3. Ao recurso interposto pelo arguido, respondeu o Ministério Público, concluindo pela seguinte forma (transcrição):
«CONCLUSÕES

1.ª Dispõe o artigo 495.º, n.º 2 do Código de Processo Penal, aplicável ao caso de revogação da pena de prestação de trabalho a favor da comunidade, por força do artigo 498.º, n.º 3 do mesmo diploma legal, que “o tribunal decide por despacho, depois de recolhida a prova, obtido parecer do Ministério Público e ouvido o condenado na presença do técnico que apoia e fiscaliza o cumprimento das condições da suspensão, bem como, sempre que necessário, ouvida a vítima, mesmo que não se tenha constituído assistente”.
2.ªPara os referidos efeitos, o condenado foi ouvido na presença da Sr.ª Coordenadora da Equipa ... da DGRSP, A. C..
3.ª A Sr.ª Técnica A. C. interveio em substituição do técnico que apoiou e fiscalizou o cumprimento das condições da suspensão, o Sr. Técnico F. G., por este se encontrar em situação de baixa médica prolongada e, por isso, impossibilitado de comparecer.
4.ª Perante a ausência do Sr. Técnico F. G., o arguido nada requereu.
5.ª Neste caso, a falta do técnico da DGRSP só poderá constituir uma nulidade sanável ou uma mera irregularidade, que deveria ter sido invocada pelo arguido no próprio acto de audição, o que não sucedeu no caso concreto.
6.ª Assim sendo, a ter ocorrido nulidade ou irregularidade, a mesma já se encontra sanada.
7.ª Nos termos da alínea b) do n.º 2 do artigo 59.º do Código Penal, o tribunal revoga a pena de prestação de trabalho a favor da comunidade e ordena o cumprimento da pena de prisão determinada na sentença se o agente, após a condenação “Se recusar, sem justa causa, a prestar trabalho, ou infringir grosseiramente os deveres decorrentes da pena a que foi condenado”.
8.ª Resulta evidente dos autos que o arguido se mais não trabalhou foi porque não quis, já que foram sendo concedidas consecutivamente várias oportunidades ao arguido para cumprir a pena de substituição, as quais não foram aproveitadas sem justificação compreensível.
9.ª Nestes termos, nenhuma censura merece a douta decisão que decidiu, ao abrigo do disposto no artigo 59.º, n.º 2, al. b) do CPP, revogar a pena de prestação de trabalho a favor da comunidade.
10.ª A douta decisão recorrida não violou qualquer preceito legal devendo, consequentemente, a mesma ser mantida na sua íntegra.»

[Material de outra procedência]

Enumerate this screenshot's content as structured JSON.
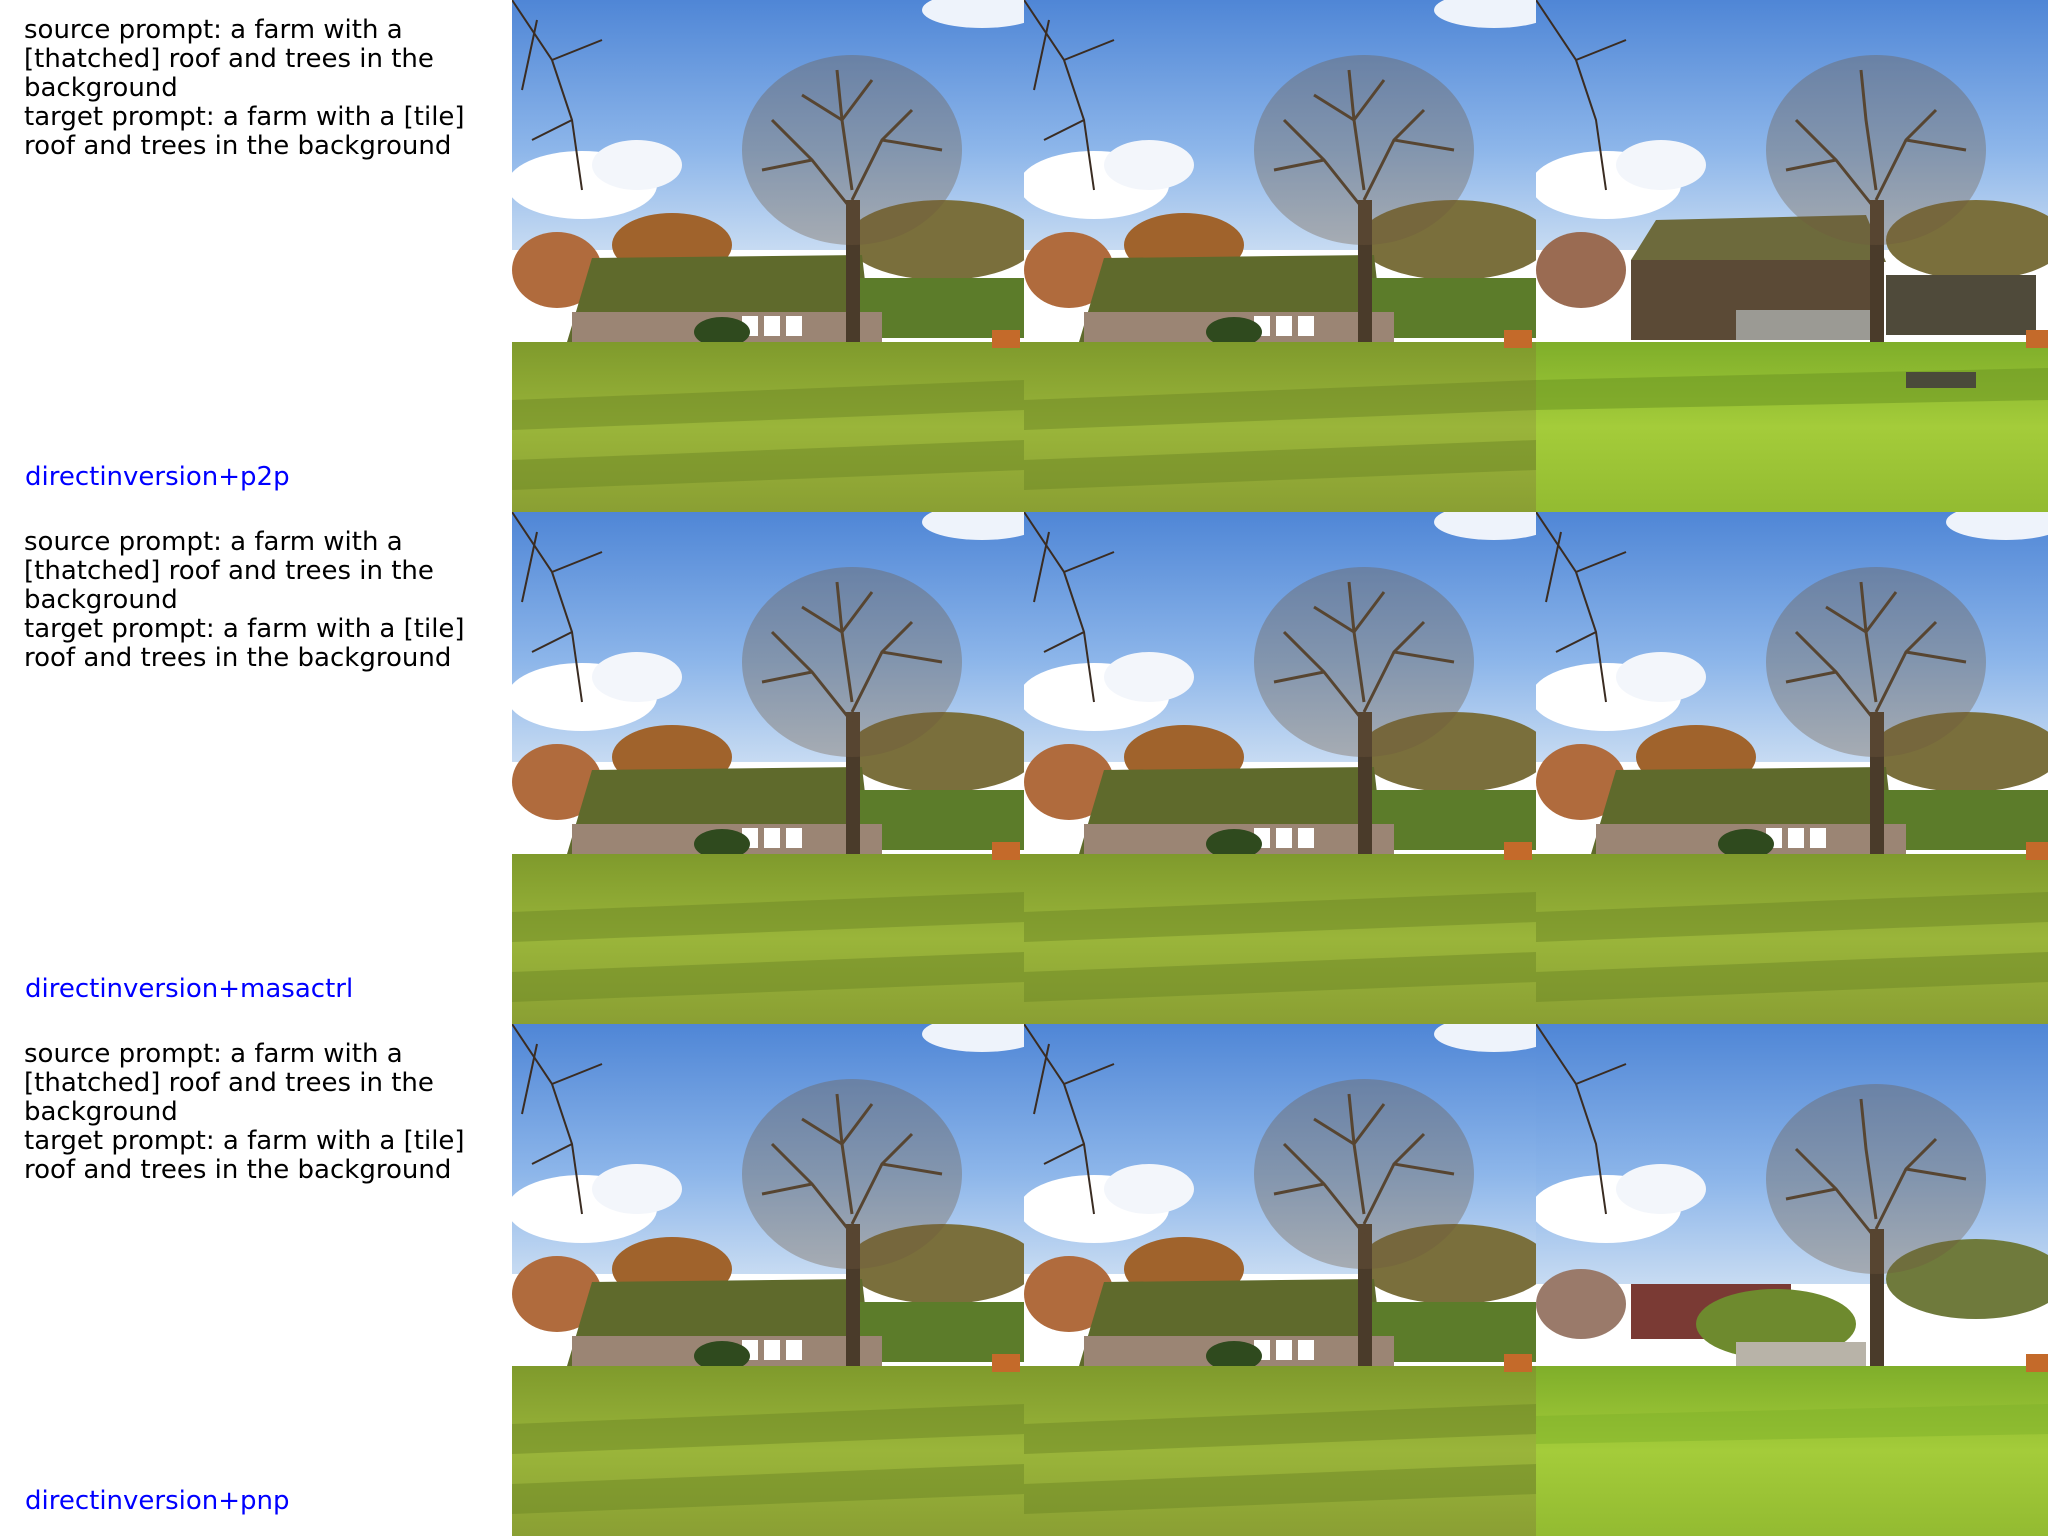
{
  "rows": [
    {
      "source_prompt": "source prompt: a farm with a [thatched] roof and trees in the background",
      "target_prompt": "target prompt: a farm with a [tile] roof and trees in the background",
      "method": "directinversion+p2p"
    },
    {
      "source_prompt": "source prompt: a farm with a [thatched] roof and trees in the background",
      "target_prompt": "target prompt: a farm with a [tile] roof and trees in the background",
      "method": "directinversion+masactrl"
    },
    {
      "source_prompt": "source prompt: a farm with a [thatched] roof and trees in the background",
      "target_prompt": "target prompt: a farm with a [tile] roof and trees in the background",
      "method": "directinversion+pnp"
    }
  ],
  "colors": {
    "method_label": "#0000ff",
    "prompt_text": "#000000",
    "sky": "#6d9be0",
    "grass": "#8fae2e",
    "roof": "#5f6a2c"
  }
}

4. Neste Tribunal da Relação, o Exmo. Procurador-Geral Adjunto, emitiu parecer, no sentido de que o recurso deve improceder, em síntese, porque:

- A ausência na diligência de audição do arguido do Técnico da DGRSP que acompanhou a execução da pena de prestação de trabalho a favor da comunidade aplicada ao arguido, não constitui qualquer nulidade ou irregularidade, uma vez que, na mesma diligência esteve presente, em sua substituição, outra técnica, coordenadora da equipa a que pertencia o técnico responsável pelo processo, sendo que tal substituição se deveu ao facto de este último se encontrar em situação de baixa médica prolongada.
- Considerando o comportamento do arguido em face de todas as oportunidades que lhe foram dadas para cumprir a pena, o respetivo incumprimento é da sua inteira responsabilidade, tendo infringido grosseiramente os deveres decorrentes da execução da pena, tendo-se frustrado o juízo de prognose que esteve na base da substituição da pena de prisão.
- Por que o incumprimento da pena de prestação de trabalho a favor da comunidade é imputável ao arguido, não tem aplicação o disposto no artigo 59º nº6 do código Penal.

Assim, o parecer do Exmo. Procurador-Geral Adjunto vai no sentido de o recurso interposto pelo arguido dever ser julgado improcedente.

5. Não foi apresentada resposta a esse parecer.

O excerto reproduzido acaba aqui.